Taking her upon her lap, she severed one tress of her brown hair, and laid it beside little Daisy’s golden ringlet.

A bright, glad smile lit up little Katy’s face, and she was just throwing her arms about her mother’s neck, to express her thanks, when, stopping suddenly, she drew from her dimpled foot one little shoe, and laid it in her mother’s palm.

’Mid smiles and tears Ruth complied with the mute request; and the little sister shoes lay with the twin ringlets, lovingly side by side.

Blessed childhood! the pupil and yet the teacher; half infant, half sage, and whole angel! what a desert were earth without thee!


CHAPTER XXV.

Hotel life is about the same in every latitude. At Beach Cliff there was the usual number of vapid, fashionable mothers; dressy, brainless daughters; half-fledged wine-bibbing sons; impudent, whisker-dyed roués; bachelors, anxious to give their bashfulness an airing; bronchial clergymen, in search of health and a text; waning virgins, languishing by candle-light; gouty uncles, dyspeptic aunts, whist-playing old ladies, flirting nursery maids and neglected children.
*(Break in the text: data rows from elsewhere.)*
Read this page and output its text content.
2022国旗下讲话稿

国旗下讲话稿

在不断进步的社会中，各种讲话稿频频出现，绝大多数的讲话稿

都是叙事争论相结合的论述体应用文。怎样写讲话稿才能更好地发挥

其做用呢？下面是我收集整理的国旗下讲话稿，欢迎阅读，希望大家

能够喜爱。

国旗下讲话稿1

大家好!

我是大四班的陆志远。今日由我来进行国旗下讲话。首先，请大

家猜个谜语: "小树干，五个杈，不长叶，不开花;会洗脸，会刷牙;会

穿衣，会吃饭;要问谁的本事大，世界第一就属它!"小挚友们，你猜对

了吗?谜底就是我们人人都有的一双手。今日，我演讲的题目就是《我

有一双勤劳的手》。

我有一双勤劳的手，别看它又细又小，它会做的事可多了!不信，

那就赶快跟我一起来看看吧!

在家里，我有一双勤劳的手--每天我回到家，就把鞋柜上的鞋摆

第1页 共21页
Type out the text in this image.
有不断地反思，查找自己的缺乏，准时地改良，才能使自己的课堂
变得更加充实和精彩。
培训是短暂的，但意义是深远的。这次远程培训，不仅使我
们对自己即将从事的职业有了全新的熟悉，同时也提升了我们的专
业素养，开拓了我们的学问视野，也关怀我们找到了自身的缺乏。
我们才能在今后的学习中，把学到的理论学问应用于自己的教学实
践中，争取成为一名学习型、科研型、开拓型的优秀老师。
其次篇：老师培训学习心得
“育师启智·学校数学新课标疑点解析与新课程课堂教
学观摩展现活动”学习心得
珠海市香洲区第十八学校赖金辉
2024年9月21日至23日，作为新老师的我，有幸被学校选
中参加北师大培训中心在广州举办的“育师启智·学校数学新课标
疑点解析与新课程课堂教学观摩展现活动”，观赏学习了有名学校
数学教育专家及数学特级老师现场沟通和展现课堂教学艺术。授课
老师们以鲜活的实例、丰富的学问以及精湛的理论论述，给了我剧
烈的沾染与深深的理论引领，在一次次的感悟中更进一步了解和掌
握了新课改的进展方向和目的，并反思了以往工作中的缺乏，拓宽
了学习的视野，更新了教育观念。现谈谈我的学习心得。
Then there were “hops” in the hall, and sails upon the lake; there were nine-pin alleys, and a gymnasium; there were bathing parties, and horse-back parties; there were billiard rooms, and smoking rooms; reading rooms, flirtation rooms,—room for everything but—thought.

There could be little or nothing in such an artificial atmosphere congenial with a nature like Ruth’s. In all this motley crowd there was but one person who interested her, a Mrs. Leon, upon whose queenly figure all eyes were bent as she passed; and who received the homage paid her, with an indifference which (whether real or assumed) became her passing well. Her husband was a tall, prim, proper-looking person, who dyed his hair and whiskers every Saturday, was extremely punctilious in all points of etiquette, very particular in his stated inquiries as to his wife’s and his horse’s health, very fastidious in regard to the brand of his wine, and the quality of his venison; maintaining, under all circumstances, the same rigidity of feature, the same immobility of the cold, stony, gray eye, the same studied, stereotyped, conventionalism of manner.